Although Sakamoto was not satisfied with his own vocal in Smoochy, and the instrumental version of Bibo no Aozora might be more well known, its lyrics are no less worthy. It is said that Sakamoto and the lyricist Masao Urino had an over eight-hour discussion- and here goes my attempt to translate this beautiful piece into English while trying my best to keep the poetic quality of the original text.

The original album version, vocal by Sakamoto
Ohnuki’s cover version

Alluring Azure Sky[1]
Composer: Ryuichi Sakamoto
Lyricist: Masao Urino

青空も 声も
In your gaze-insincere and
Sublime I drowned
Mad was the summer
The azure sky and the voices
A tiny death they seem

瞳は 傷口と知る魂の
Love, no more I will
With forbidden love
I know the eyes are wounds of the soul[2]
On separate planets
We the twins nest[3]

With the grace of a wild beast
Taste the silence on your tongue-
Like opium poppy

君の 可憐な 喉笛から
あふれ出した 虹の涯は
As sadness piercing my heart
From your sweet throat
Overflowing was the rainbow
The alluring azure sky at its end

手に触れる すべて
Mad was the summer
Everything that the hands touch
Seems a fragment of death

野蛮な 瞳 見ては
途方に暮れる 真夏の楽園
With blood running clear
Those savage eyes of yours I look at, and
At a loss, amid the midsummer paradise

Translator’s notes:
[1] On the title: I know the title is often translated as Beautiful Blue Sky.
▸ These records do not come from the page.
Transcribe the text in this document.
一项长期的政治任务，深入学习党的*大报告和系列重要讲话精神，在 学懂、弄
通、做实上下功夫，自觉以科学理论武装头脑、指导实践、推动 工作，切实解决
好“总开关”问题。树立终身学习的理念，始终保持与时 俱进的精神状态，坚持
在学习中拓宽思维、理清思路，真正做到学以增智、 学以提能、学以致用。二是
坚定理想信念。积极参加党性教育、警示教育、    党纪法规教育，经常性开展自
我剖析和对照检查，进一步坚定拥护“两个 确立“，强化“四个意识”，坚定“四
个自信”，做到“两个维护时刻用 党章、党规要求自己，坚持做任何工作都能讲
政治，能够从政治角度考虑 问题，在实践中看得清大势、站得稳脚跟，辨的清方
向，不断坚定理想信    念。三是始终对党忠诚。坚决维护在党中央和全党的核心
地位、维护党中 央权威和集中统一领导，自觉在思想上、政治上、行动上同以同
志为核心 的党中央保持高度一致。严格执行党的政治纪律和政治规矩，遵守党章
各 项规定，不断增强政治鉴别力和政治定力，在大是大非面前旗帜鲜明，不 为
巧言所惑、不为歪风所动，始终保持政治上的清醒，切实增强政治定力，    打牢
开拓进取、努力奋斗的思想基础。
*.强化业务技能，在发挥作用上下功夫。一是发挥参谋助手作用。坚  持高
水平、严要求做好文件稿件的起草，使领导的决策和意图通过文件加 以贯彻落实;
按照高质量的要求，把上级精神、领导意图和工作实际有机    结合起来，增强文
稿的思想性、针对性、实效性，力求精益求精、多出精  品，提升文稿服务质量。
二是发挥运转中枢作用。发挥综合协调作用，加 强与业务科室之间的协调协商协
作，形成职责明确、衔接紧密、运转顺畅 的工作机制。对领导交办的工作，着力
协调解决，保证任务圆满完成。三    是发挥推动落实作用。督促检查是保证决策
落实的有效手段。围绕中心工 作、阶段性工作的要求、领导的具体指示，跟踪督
It’s correct, yes, but I always feel it’s a bit too plain to grasp the essence of the original one. 美貌 in Japanese describes the appearance of a person, thus putting the term and 青空 together makes the title a personification rather than a phrase simply depicting beautiful natural scenery. This combination is evocative, delicate, and a very clever defamiliarization of common terms. Therefore I chose “alluring” for 美貌 to indicate the haunting, personified appeal and used “azure” to convey the translucent, bright impression of 青. Also, “Alluring Azure” puts alliteration to the title as “Bi-bo” does.
[2] On poetic syntax: There are two possible interpretations of this line. You can translate it by just following the original sentence structure: 瞳 (eyes) は (are) 傷口 (wounds) と (and) 知る魂の (…of the soul I know), or, considering that poetic syntaxes are flexible, you can invert the order and translate it as 瞳 (eyes) は (are) 魂の傷口 (wounds of the soul) と知る (I know that…). Here I abided by the second option as I reckoned it more expressive.
[3] On diction: すむ means “to live, to reside,” but the lyricist Urino chose 棲む, which means “(of animals) to inhabit, to nest,” as its very kanji representation. I love his diction, for it highlights the sense of isolation as if the narrator and the addressed person are lonesome animals/birds wandering in the wild.